Kur'an-ı Kerim'de Zıhar hadisesi var. Buna en şık örnek o hadisedir. O ayette motamot şu söyleniyor;  "Allah bir kişinin göğüs boşluğunda iki kalp yaratmamıştır, analarınıza benzeterek haram olsun dediğiniz eşlerinizi analarınız kılmamış, evlâtlıklarınızı da gerçek oğullarınız yapmamıştır. Bunlar sizin kendi iddianızdır; hak ve hakikati Allah söyler, gerçek yolu da O gösterir."(Ahzâb Mühleti 4.ayet) Çok değerli bir ayrıntı var bu ayette. Siz bir validenin sırtını eşe benzetmemeyi ya da evladı da evlada benzetmeme hissini bir evlada ne vakit vereceksiniz? Bizim inancımıza nazaran buluğ çağına erişenler evlenebiliyor ise bu hissin 9 yaşından itibaren evlatlara öğretilmesi gerekiyor. Allah'a duyulan, karşı cinse duyulan duyguyu özcesi his ile ilgili ne varsa, evlatlarımız internetten, serilerden, üçüncü şahıslardan öğrenmemeli. Bu hisleri öğrenmeden yetişen evlatlar validesine ve pederine duyduğu hisleri eşinde aramaya başlıyor. Bulamadığı vakit da "annesi kılıklı kocalar" yahut "babasında aşk arayan eşler" ortaya çıktı. 

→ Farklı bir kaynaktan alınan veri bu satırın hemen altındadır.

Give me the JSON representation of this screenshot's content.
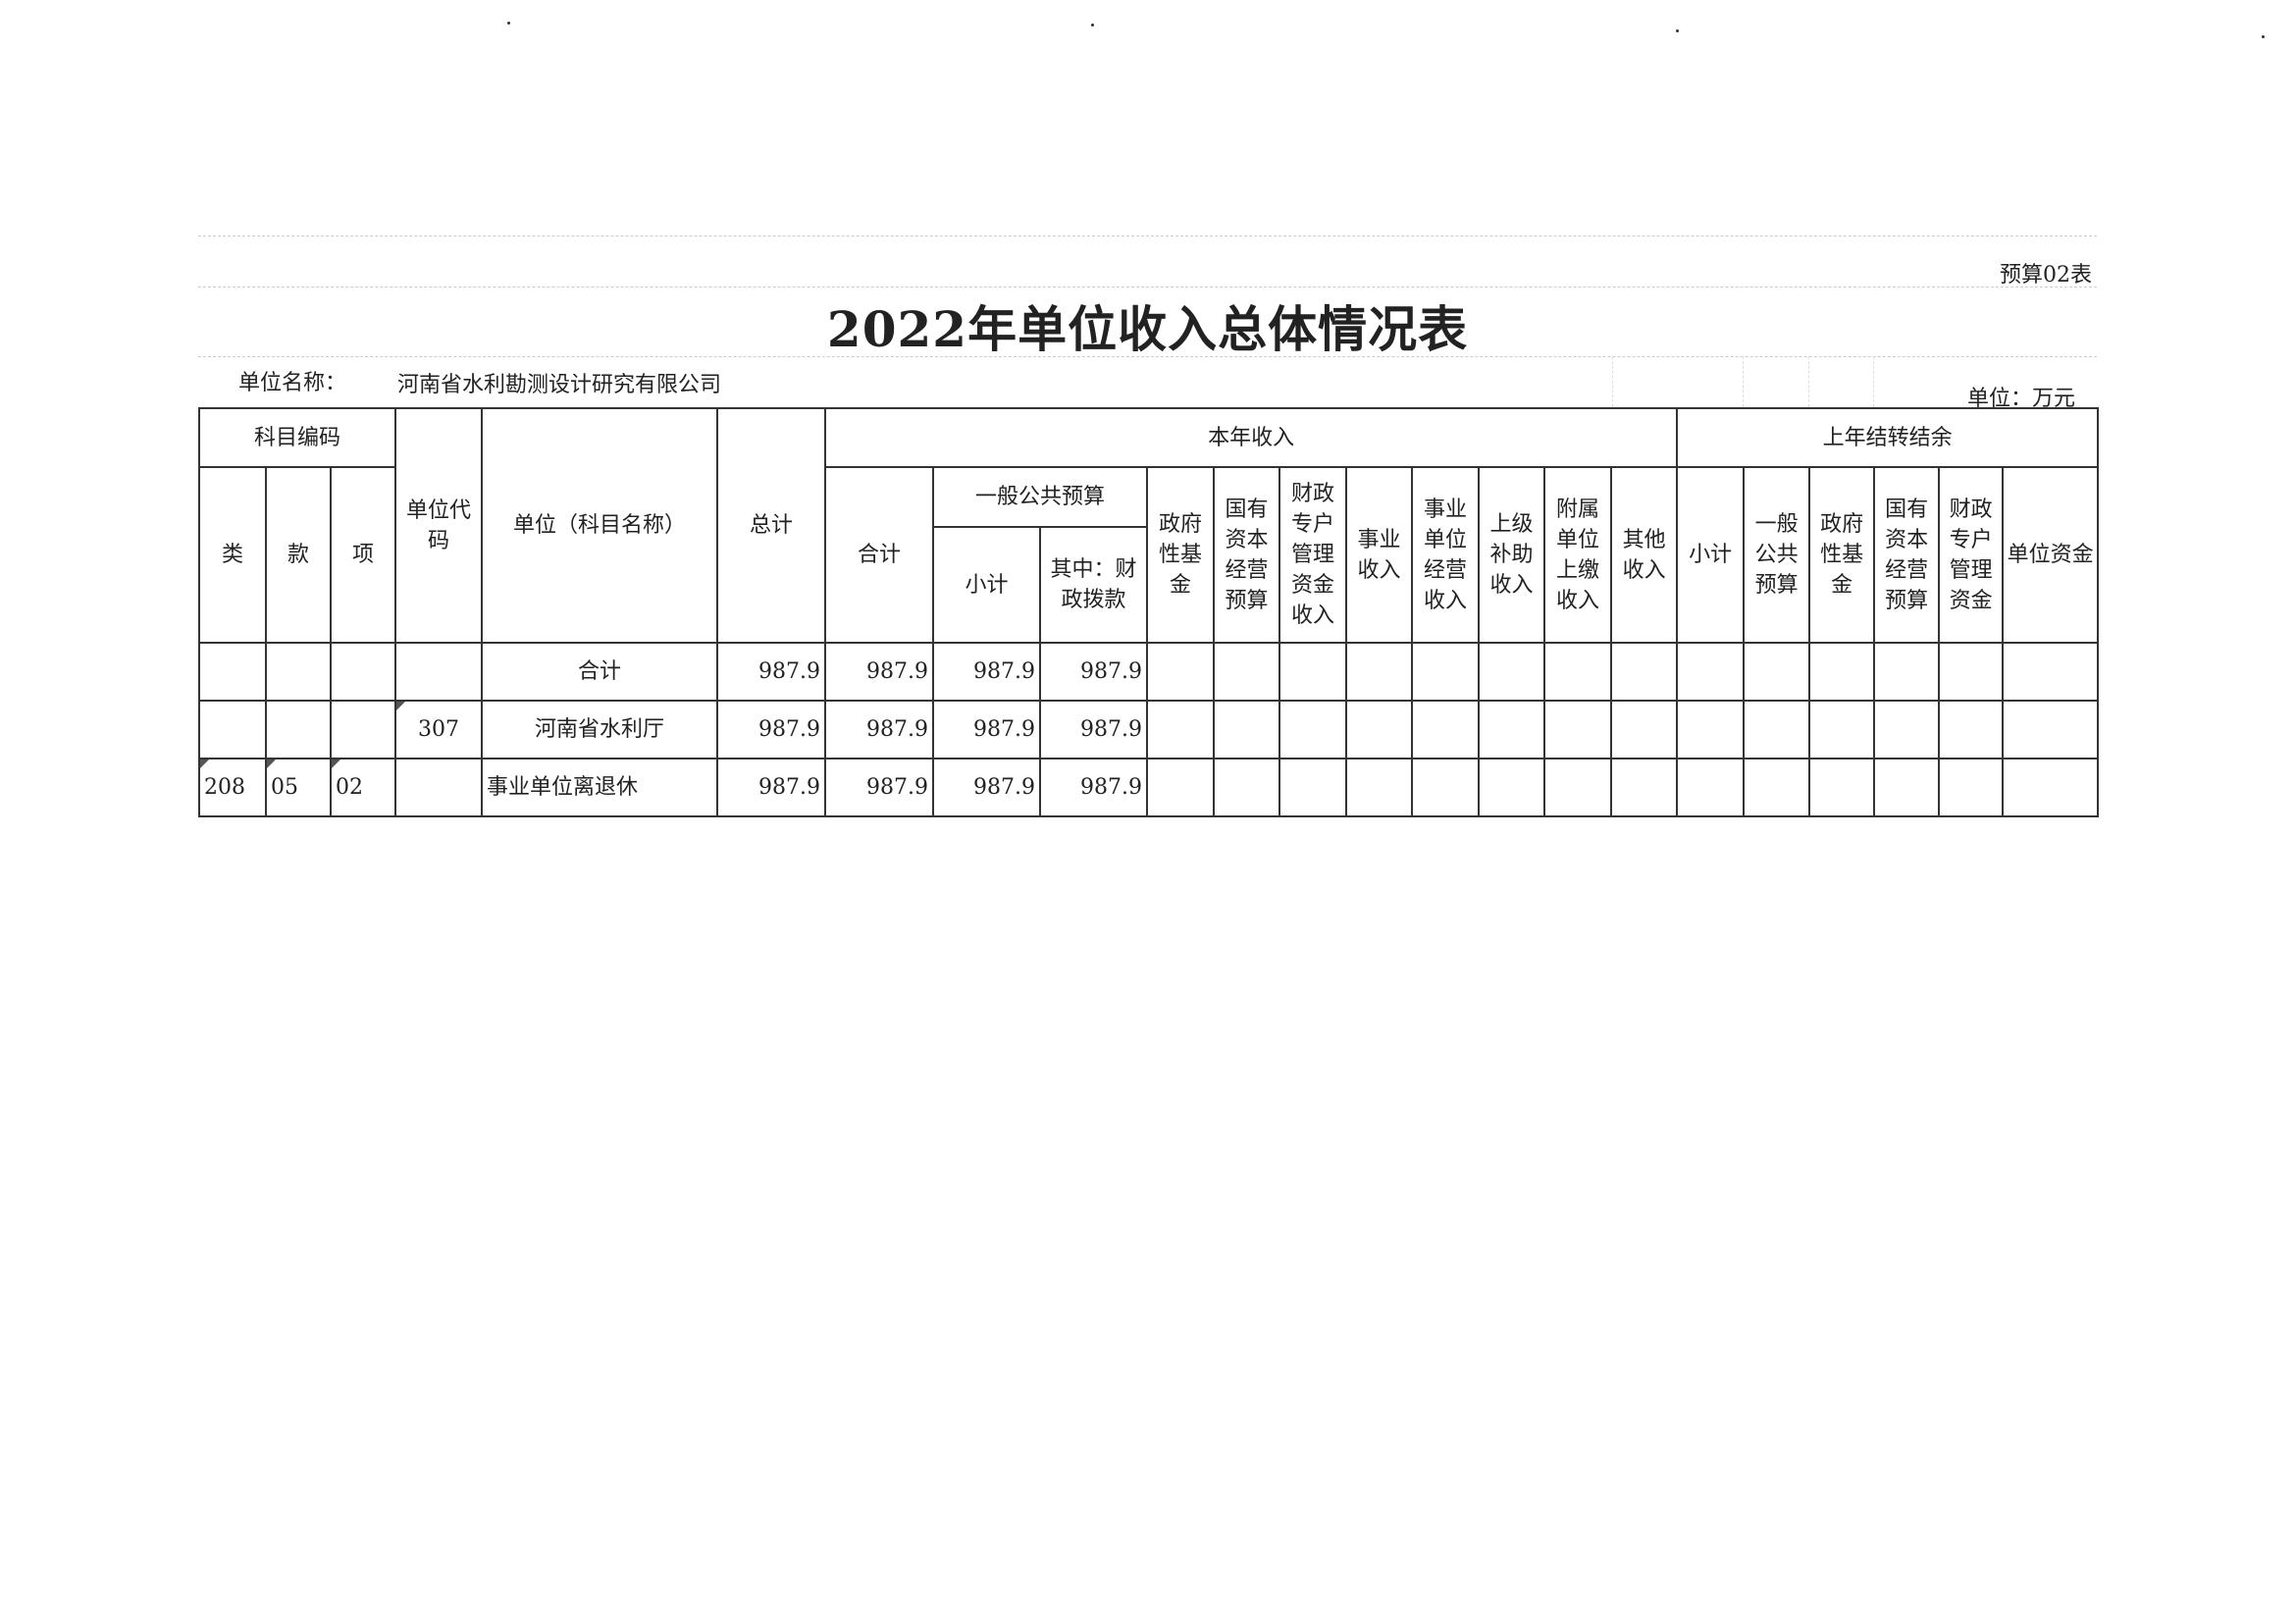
{
  "form_number": "预算02表",
  "title": "2022年单位收入总体情况表",
  "unit_name_label": "单位名称：",
  "unit_name": "河南省水利勘测设计研究有限公司",
  "currency_unit": "单位：万元",
  "table": {
    "headers": {
      "subject_code": "科目编码",
      "lei": "类",
      "kuan": "款",
      "xiang": "项",
      "unit_code": "单位代码",
      "unit_subject_name": "单位（科目名称）",
      "total": "总计",
      "current_year_income": "本年收入",
      "cy_total": "合计",
      "general_budget": "一般公共预算",
      "gb_subtotal": "小计",
      "gb_fiscal": "其中：财政拨款",
      "gov_fund": "政府性基金",
      "state_capital": "国有资本经营预算",
      "fiscal_special": "财政专户管理资金收入",
      "business_income": "事业收入",
      "business_operating": "事业单位经营收入",
      "superior_subsidy": "上级补助收入",
      "affiliated_payment": "附属单位上缴收入",
      "other_income": "其他收入",
      "prior_year_carryover": "上年结转结余",
      "py_subtotal": "小计",
      "py_general_budget": "一般公共预算",
      "py_gov_fund": "政府性基金",
      "py_state_capital": "国有资本经营预算",
      "py_fiscal_special": "财政专户管理资金",
      "py_unit_funds": "单位资金"
    },
    "rows": [
      {
        "lei": "",
        "kuan": "",
        "xiang": "",
        "unit_code": "",
        "name": "合计",
        "total": "987.9",
        "cy_total": "987.9",
        "gb_subtotal": "987.9",
        "gb_fiscal": "987.9"
      },
      {
        "lei": "",
        "kuan": "",
        "xiang": "",
        "unit_code": "307",
        "name": "河南省水利厅",
        "total": "987.9",
        "cy_total": "987.9",
        "gb_subtotal": "987.9",
        "gb_fiscal": "987.9"
      },
      {
        "lei": "208",
        "kuan": "05",
        "xiang": "02",
        "unit_code": "",
        "name": "事业单位离退休",
        "total": "987.9",
        "cy_total": "987.9",
        "gb_subtotal": "987.9",
        "gb_fiscal": "987.9"
      }
    ]
  }
}
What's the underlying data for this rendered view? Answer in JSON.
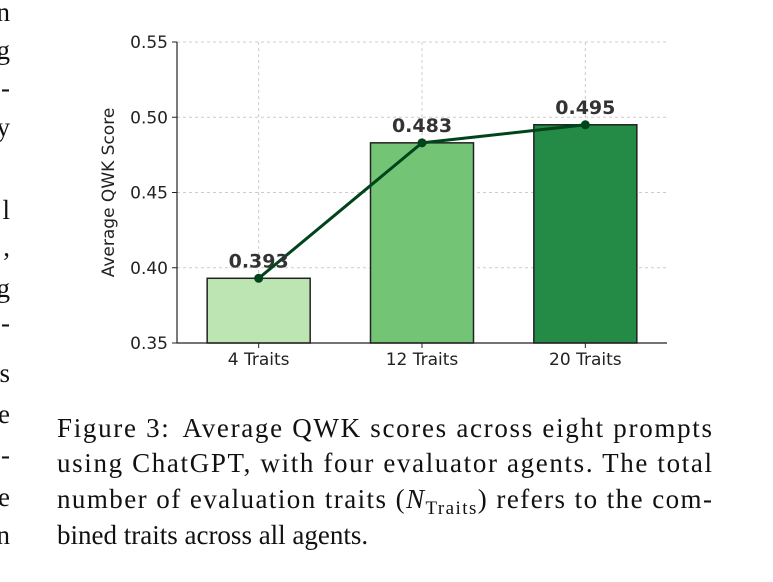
{
  "margin_fragments": [
    "n",
    "g",
    "-",
    "y",
    "l",
    ",",
    "g",
    "-",
    "s",
    "e",
    "-",
    "e",
    "n"
  ],
  "chart_data": {
    "type": "bar",
    "categories": [
      "4 Traits",
      "12 Traits",
      "20 Traits"
    ],
    "values": [
      0.393,
      0.483,
      0.495
    ],
    "colors": [
      "#bde5b4",
      "#74c476",
      "#238b45"
    ],
    "line_color": "#00441b",
    "y_label": "Average QWK Score",
    "ylim": [
      0.35,
      0.55
    ],
    "yticks": [
      0.35,
      {
        "value": 0.4,
        "label": "0.40"
      },
      0.45,
      {
        "value": 0.5,
        "label": "0.50"
      },
      0.55
    ],
    "grid": true
  },
  "caption": {
    "label": "Figure 3:",
    "lines": [
      "Average QWK scores across eight prompts",
      "using ChatGPT, with four evaluator agents. The total",
      [
        "number of evaluation traits (",
        "N",
        "Traits",
        ") refers to the com-"
      ],
      "bined traits across all agents."
    ]
  }
}
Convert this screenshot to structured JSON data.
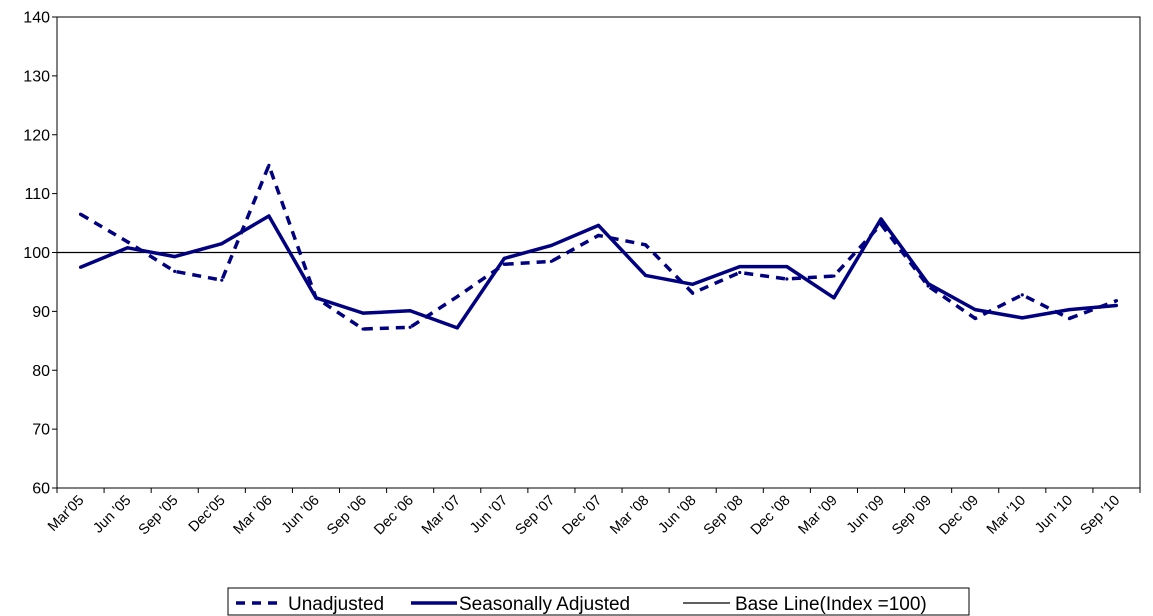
{
  "chart_data": {
    "type": "line",
    "categories": [
      "Mar'05",
      "Jun '05",
      "Sep '05",
      "Dec'05",
      "Mar '06",
      "Jun '06",
      "Sep '06",
      "Dec '06",
      "Mar '07",
      "Jun '07",
      "Sep '07",
      "Dec '07",
      "Mar '08",
      "Jun '08",
      "Sep '08",
      "Dec '08",
      "Mar '09",
      "Jun '09",
      "Sep '09",
      "Dec '09",
      "Mar '10",
      "Jun '10",
      "Sep '10"
    ],
    "ylim": [
      60,
      140
    ],
    "yticks": [
      60,
      70,
      80,
      90,
      100,
      110,
      120,
      130,
      140
    ],
    "grid": false,
    "legend_position": "bottom",
    "series": [
      {
        "name": "Unadjusted",
        "style": "dashed",
        "color": "#000080",
        "values": [
          106.5,
          101.8,
          96.8,
          95.3,
          114.8,
          92.3,
          87.0,
          87.3,
          92.5,
          98.0,
          98.5,
          102.9,
          101.3,
          93.1,
          96.6,
          95.5,
          96.0,
          104.8,
          94.3,
          88.8,
          92.8,
          88.8,
          91.8
        ]
      },
      {
        "name": "Seasonally Adjusted",
        "style": "solid",
        "color": "#000080",
        "values": [
          97.5,
          100.8,
          99.3,
          101.5,
          106.2,
          92.3,
          89.7,
          90.1,
          87.2,
          99.0,
          101.2,
          104.6,
          96.1,
          94.6,
          97.6,
          97.6,
          92.3,
          105.7,
          94.7,
          90.3,
          88.9,
          90.3,
          91.0
        ]
      },
      {
        "name": "Base Line(Index =100)",
        "style": "thin",
        "color": "#000000",
        "values": [
          100,
          100,
          100,
          100,
          100,
          100,
          100,
          100,
          100,
          100,
          100,
          100,
          100,
          100,
          100,
          100,
          100,
          100,
          100,
          100,
          100,
          100,
          100
        ]
      }
    ]
  }
}
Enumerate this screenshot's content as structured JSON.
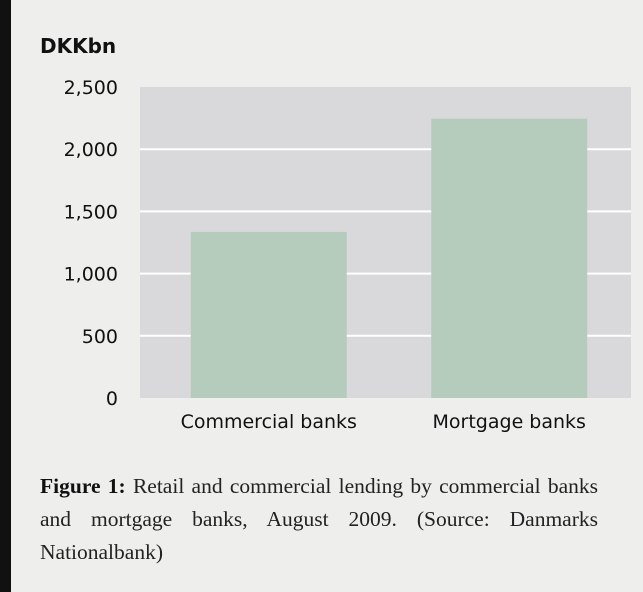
{
  "chart_data": {
    "type": "bar",
    "unit_label": "DKKbn",
    "categories": [
      "Commercial banks",
      "Mortgage banks"
    ],
    "values": [
      1335,
      2245
    ],
    "ylim": [
      0,
      2500
    ],
    "yticks": [
      "0",
      "500",
      "1,000",
      "1,500",
      "2,000",
      "2,500"
    ],
    "grid": true,
    "colors": {
      "bar": "#b5cbbc",
      "plot_background": "#d9d9db",
      "gridline": "#ffffff"
    }
  },
  "caption": {
    "label": "Figure 1:",
    "text": "Retail and commercial lending by commercial banks and mortgage banks, August 2009. (Source: Danmarks Nationalbank)"
  }
}
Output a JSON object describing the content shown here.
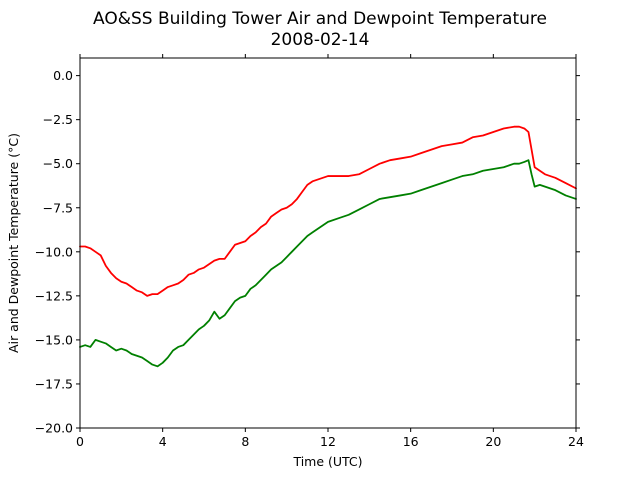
{
  "chart_data": {
    "type": "line",
    "title": "AO&SS Building Tower Air and Dewpoint Temperature",
    "subtitle": "2008-02-14",
    "xlabel": "Time (UTC)",
    "ylabel": "Air and Dewpoint Temperature (°C)",
    "xlim": [
      0,
      24
    ],
    "ylim": [
      -20.0,
      1.0
    ],
    "xticks": [
      0,
      4,
      8,
      12,
      16,
      20,
      24
    ],
    "xtick_labels": [
      "0",
      "4",
      "8",
      "12",
      "16",
      "20",
      "24"
    ],
    "yticks": [
      0.0,
      -2.5,
      -5.0,
      -7.5,
      -10.0,
      -12.5,
      -15.0,
      -17.5,
      -20.0
    ],
    "ytick_labels": [
      "0.0",
      "−2.5",
      "−5.0",
      "−7.5",
      "−10.0",
      "−12.5",
      "−15.0",
      "−17.5",
      "−20.0"
    ],
    "grid": false,
    "series": [
      {
        "color": "#ff0000",
        "x": [
          0,
          0.25,
          0.5,
          0.75,
          1.0,
          1.25,
          1.5,
          1.75,
          2.0,
          2.25,
          2.5,
          2.75,
          3.0,
          3.25,
          3.5,
          3.75,
          4.0,
          4.25,
          4.5,
          4.75,
          5.0,
          5.25,
          5.5,
          5.75,
          6.0,
          6.25,
          6.5,
          6.75,
          7.0,
          7.25,
          7.5,
          7.75,
          8.0,
          8.25,
          8.5,
          8.75,
          9.0,
          9.25,
          9.5,
          9.75,
          10.0,
          10.25,
          10.5,
          10.75,
          11.0,
          11.25,
          11.5,
          12.0,
          12.5,
          13.0,
          13.5,
          14.0,
          14.5,
          15.0,
          15.5,
          16.0,
          16.5,
          17.0,
          17.5,
          18.0,
          18.5,
          19.0,
          19.5,
          20.0,
          20.5,
          21.0,
          21.25,
          21.5,
          21.7,
          21.85,
          22.0,
          22.25,
          22.5,
          23.0,
          23.5,
          24.0
        ],
        "y": [
          -9.7,
          -9.7,
          -9.8,
          -10.0,
          -10.2,
          -10.8,
          -11.2,
          -11.5,
          -11.7,
          -11.8,
          -12.0,
          -12.2,
          -12.3,
          -12.5,
          -12.4,
          -12.4,
          -12.2,
          -12.0,
          -11.9,
          -11.8,
          -11.6,
          -11.3,
          -11.2,
          -11.0,
          -10.9,
          -10.7,
          -10.5,
          -10.4,
          -10.4,
          -10.0,
          -9.6,
          -9.5,
          -9.4,
          -9.1,
          -8.9,
          -8.6,
          -8.4,
          -8.0,
          -7.8,
          -7.6,
          -7.5,
          -7.3,
          -7.0,
          -6.6,
          -6.2,
          -6.0,
          -5.9,
          -5.7,
          -5.7,
          -5.7,
          -5.6,
          -5.3,
          -5.0,
          -4.8,
          -4.7,
          -4.6,
          -4.4,
          -4.2,
          -4.0,
          -3.9,
          -3.8,
          -3.5,
          -3.4,
          -3.2,
          -3.0,
          -2.9,
          -2.9,
          -3.0,
          -3.2,
          -4.2,
          -5.2,
          -5.4,
          -5.6,
          -5.8,
          -6.1,
          -6.4
        ]
      },
      {
        "color": "#008000",
        "x": [
          0,
          0.25,
          0.5,
          0.75,
          1.0,
          1.25,
          1.5,
          1.75,
          2.0,
          2.25,
          2.5,
          2.75,
          3.0,
          3.25,
          3.5,
          3.75,
          4.0,
          4.25,
          4.5,
          4.75,
          5.0,
          5.25,
          5.5,
          5.75,
          6.0,
          6.25,
          6.5,
          6.75,
          7.0,
          7.25,
          7.5,
          7.75,
          8.0,
          8.25,
          8.5,
          8.75,
          9.0,
          9.25,
          9.5,
          9.75,
          10.0,
          10.25,
          10.5,
          10.75,
          11.0,
          11.25,
          11.5,
          12.0,
          12.5,
          13.0,
          13.5,
          14.0,
          14.5,
          15.0,
          15.5,
          16.0,
          16.5,
          17.0,
          17.5,
          18.0,
          18.5,
          19.0,
          19.5,
          20.0,
          20.5,
          21.0,
          21.25,
          21.5,
          21.7,
          21.85,
          22.0,
          22.25,
          22.5,
          23.0,
          23.5,
          24.0
        ],
        "y": [
          -15.4,
          -15.3,
          -15.4,
          -15.0,
          -15.1,
          -15.2,
          -15.4,
          -15.6,
          -15.5,
          -15.6,
          -15.8,
          -15.9,
          -16.0,
          -16.2,
          -16.4,
          -16.5,
          -16.3,
          -16.0,
          -15.6,
          -15.4,
          -15.3,
          -15.0,
          -14.7,
          -14.4,
          -14.2,
          -13.9,
          -13.4,
          -13.8,
          -13.6,
          -13.2,
          -12.8,
          -12.6,
          -12.5,
          -12.1,
          -11.9,
          -11.6,
          -11.3,
          -11.0,
          -10.8,
          -10.6,
          -10.3,
          -10.0,
          -9.7,
          -9.4,
          -9.1,
          -8.9,
          -8.7,
          -8.3,
          -8.1,
          -7.9,
          -7.6,
          -7.3,
          -7.0,
          -6.9,
          -6.8,
          -6.7,
          -6.5,
          -6.3,
          -6.1,
          -5.9,
          -5.7,
          -5.6,
          -5.4,
          -5.3,
          -5.2,
          -5.0,
          -5.0,
          -4.9,
          -4.8,
          -5.6,
          -6.3,
          -6.2,
          -6.3,
          -6.5,
          -6.8,
          -7.0
        ]
      }
    ]
  }
}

ZEKERİYA EFİLOĞLU KİMDİR? 

I3lbw_1573735856_4334.png

Günümüzün başarılı müelliflerinden Zekeriya Efiloğlu, 28 Mart 1972 yılında Ordu'nun Akkuş vilayetinde yerküreye geldi. İlkokulu Ünye Anafartalar ilkokulunda, ortaokul ve liseyi yatılı olarak Samsun Ladik Akpınar Hoca Lisesinde bitiren Efiloğlu, Süleyman Demirel Üniversitesi Burdur Eğitim Fakültesinden 1993 yılında mezun olmuştur. Tıpkı yıl Şanlıurfa'nın Halfeti kazasındaki Hilalli İlköğretim Mektebinde hocalık hayatına başlamıştır. 2011 yılında Ahmet Yesevi Üniversitesi Eğitim Idaresi ve Kontrolü Sahasında Yüksek Lisans yapan Zekeriya Efiloğlu, Gaziantep Şahinbey Gülşen Batar Anadolu Lisesi’nde Mektep Yöneticisi olarak vazife yapmakta. Evli ve 3 evlat pederi olan Efiloğlu, Kalbime Yazdım Seni, Mandalina Çekirdeği, Aşkın Peşinde, Kendine Bir Güzellik Yap ve daha birçok isimde kitabı bulunmaktadır.